Algorithmes évolutionnaires et intelligence collective

Outre l’exemple très concret des processus de mouvement chez les insectes, des principes biologiques considérablement plus généraux sont aussi utilisés comme fondement pour des solutions techniques. Dans le cas de l’évolution, il est question de l’interaction entre variation et sélection, qui a mené au développement d’organismes plus complexes et bien plus réussis. Cette évolution s’est produite sans règlement ou planification globale. Elle a cela en commun avec le phénomène d’essaims, au cours desquels de grands groupes d’organismes (par exemple des insectes) réalisent des tâches complexes bien au-delà des capacités des organismes individuels. Tandis que l’application des règles des essaims sur des robots simplement construits se trouve encore dans une phase de développement, des algorithmes révolutionnaires ont déjà fait leurs preuves dans la pratique. Lors de la recherche d’une solution optimale pour un problème spécifique, des solutions sont modulées au hasard et testées chacune sur sa pertinence. Les problèmes traités de cette façon sont souvent, tout comme pour le réseau de neurones présenté plus bas, des problèmes d’interprétation de données complexes et vastes.

 

Deux robots insectoïdes comme intelligence artificielle dans l’univers



Deux robots insectoïdes progressent dans un cratère -
 © Thomas Fester


Réseaux de neurones

Les cellules nerveuses sont les pierres fondatrices des systèmes nerveux animaux.
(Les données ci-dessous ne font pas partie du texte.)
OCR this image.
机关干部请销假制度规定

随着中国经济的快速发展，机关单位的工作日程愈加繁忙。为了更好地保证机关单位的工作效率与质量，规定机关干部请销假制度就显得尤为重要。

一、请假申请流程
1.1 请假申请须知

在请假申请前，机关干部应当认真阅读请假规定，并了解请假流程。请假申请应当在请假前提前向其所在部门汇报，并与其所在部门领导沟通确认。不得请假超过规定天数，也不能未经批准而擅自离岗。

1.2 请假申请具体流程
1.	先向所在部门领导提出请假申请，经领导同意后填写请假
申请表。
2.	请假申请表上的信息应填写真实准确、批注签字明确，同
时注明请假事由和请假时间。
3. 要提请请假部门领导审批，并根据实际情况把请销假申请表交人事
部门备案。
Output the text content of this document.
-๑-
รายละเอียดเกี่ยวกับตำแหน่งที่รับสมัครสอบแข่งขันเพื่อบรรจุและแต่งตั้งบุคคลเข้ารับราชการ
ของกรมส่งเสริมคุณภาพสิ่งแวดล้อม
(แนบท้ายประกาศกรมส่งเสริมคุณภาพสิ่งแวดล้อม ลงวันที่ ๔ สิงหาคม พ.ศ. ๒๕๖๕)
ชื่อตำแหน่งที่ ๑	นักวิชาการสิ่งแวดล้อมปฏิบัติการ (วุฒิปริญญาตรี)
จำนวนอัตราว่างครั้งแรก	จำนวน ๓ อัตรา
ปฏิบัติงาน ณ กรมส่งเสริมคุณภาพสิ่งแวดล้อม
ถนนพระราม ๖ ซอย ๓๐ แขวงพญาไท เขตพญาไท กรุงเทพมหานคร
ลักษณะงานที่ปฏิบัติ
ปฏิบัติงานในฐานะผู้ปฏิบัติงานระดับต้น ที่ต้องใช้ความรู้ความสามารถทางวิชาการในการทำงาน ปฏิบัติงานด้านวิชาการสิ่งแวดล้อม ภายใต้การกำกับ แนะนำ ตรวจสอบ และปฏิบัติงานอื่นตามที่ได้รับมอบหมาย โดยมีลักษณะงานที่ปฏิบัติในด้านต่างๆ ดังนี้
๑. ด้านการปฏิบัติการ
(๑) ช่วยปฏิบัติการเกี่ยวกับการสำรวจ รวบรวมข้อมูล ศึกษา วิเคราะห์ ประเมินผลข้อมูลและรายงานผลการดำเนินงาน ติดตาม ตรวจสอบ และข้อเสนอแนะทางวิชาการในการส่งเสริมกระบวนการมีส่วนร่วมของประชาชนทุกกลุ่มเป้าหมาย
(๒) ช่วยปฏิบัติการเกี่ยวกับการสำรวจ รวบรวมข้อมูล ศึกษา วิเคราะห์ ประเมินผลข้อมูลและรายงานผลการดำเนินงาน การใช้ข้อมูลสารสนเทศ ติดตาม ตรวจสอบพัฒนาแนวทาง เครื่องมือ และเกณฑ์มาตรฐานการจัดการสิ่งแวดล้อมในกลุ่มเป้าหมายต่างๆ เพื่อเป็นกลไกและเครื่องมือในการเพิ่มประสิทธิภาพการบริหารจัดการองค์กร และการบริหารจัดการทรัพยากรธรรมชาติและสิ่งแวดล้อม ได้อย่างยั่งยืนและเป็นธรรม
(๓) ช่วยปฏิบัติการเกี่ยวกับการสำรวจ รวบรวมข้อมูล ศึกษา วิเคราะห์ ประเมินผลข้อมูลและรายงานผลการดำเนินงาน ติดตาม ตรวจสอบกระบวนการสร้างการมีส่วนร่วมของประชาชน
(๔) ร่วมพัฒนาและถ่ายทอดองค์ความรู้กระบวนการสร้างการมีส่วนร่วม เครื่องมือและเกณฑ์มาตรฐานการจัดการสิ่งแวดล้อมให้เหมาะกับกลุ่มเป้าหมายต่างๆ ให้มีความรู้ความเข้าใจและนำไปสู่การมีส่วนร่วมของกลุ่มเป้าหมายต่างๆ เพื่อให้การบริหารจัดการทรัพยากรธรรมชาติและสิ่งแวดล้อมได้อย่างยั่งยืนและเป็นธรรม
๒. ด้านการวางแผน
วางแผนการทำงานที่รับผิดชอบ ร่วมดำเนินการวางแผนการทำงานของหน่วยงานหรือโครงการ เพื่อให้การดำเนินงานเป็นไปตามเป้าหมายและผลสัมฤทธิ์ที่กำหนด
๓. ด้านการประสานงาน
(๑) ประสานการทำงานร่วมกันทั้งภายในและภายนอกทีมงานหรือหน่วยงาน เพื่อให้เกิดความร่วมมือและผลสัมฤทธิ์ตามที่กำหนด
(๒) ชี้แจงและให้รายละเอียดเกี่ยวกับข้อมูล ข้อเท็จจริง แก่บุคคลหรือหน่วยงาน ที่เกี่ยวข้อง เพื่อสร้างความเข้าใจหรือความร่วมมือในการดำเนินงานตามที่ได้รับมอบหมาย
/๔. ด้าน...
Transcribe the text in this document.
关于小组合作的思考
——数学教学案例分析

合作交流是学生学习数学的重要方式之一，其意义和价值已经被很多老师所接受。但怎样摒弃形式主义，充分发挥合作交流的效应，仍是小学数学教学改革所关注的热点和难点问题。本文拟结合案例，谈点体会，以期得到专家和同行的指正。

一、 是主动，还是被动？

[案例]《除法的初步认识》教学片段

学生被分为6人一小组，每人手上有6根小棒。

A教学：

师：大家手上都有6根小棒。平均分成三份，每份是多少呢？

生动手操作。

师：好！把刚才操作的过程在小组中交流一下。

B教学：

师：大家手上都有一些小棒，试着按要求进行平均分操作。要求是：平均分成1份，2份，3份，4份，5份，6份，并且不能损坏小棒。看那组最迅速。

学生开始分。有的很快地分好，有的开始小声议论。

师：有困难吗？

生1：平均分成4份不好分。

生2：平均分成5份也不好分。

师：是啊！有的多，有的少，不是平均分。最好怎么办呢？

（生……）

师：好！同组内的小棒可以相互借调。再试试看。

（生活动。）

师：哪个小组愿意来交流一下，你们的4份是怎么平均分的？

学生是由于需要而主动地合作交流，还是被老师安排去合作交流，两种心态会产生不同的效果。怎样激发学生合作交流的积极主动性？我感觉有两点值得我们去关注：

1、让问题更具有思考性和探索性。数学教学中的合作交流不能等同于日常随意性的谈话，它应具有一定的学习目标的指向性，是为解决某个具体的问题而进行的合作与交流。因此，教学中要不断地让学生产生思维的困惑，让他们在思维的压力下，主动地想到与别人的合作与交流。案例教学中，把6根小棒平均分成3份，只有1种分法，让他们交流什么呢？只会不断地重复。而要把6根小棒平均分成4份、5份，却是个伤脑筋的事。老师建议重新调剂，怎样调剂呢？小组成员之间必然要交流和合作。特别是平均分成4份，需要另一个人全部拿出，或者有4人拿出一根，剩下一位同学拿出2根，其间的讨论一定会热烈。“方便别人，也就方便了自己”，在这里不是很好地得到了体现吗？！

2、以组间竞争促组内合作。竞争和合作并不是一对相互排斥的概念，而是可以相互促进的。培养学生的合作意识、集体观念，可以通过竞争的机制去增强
A l’intérieur de tels systèmes, chaque cellule nerveuse est connectée à de nombreuses autres par le biais de ramifications complexes. Les dendrites, dont les ramifications ressemblent à des arbres, servent à la réception des signaux émis par les autres cellules. Les axones (neurites), à la construction relativement homogène, servent à la transmission du signal reçu et intégré. De cette façon se développe un réseau complexe, qui traite les signaux entrants des organes sensoriels et déclenche en résultat les réactions de l’organisme. Les connexions à l’intérieur des réseaux décident des réactions déclenchées par des stimuli spécifiques. Etant donné que ces connexions peuvent être modifiées, par exemple par des exercices répétés, les réseaux de neurones sont en mesure d’apprendre. Dans la robotique, ces propriétés sont très demandées. Des modèles simplifiés de tels réseaux (réseaux de neurones artificiels) offrent des solutions pertinentes pratiques pour la reconnaissance et le classement de modèles complexes. Il peut par exemple s’agir de visages humains ou d’écritures manuscrites. Les réseaux de neurones artificiels sont aussi adaptés pour l’interprétation de résultats d’essais techniques ou pour la recherche d’une zone d’atterrissage appropriée à partir de prises de vue photographiques.



Perspective

L’exemple du Mars-Explorer nous montre que la recherche actuelle en aérospatiale est nécessairement dépendante de l’intelligence artificielle. Les progrès techniques dans le domaine de l’intelligence artificielle permettent des projets qui étaient encore impensables il y a peu de temps. L’intérêt porté par des institutions telles que la NASA ou l’ESA au développement de l’intelligence artificielle est donc très élevé, comme le montre un bref coup d’œil sur leur programme de recherche. L’exploration spatiale promeut ainsi le développement de véhicules autopropulsés sur la Terre, et le développement de véhicules autopropulsés promeut la découverte de la Lune, de Mars et de Vénus.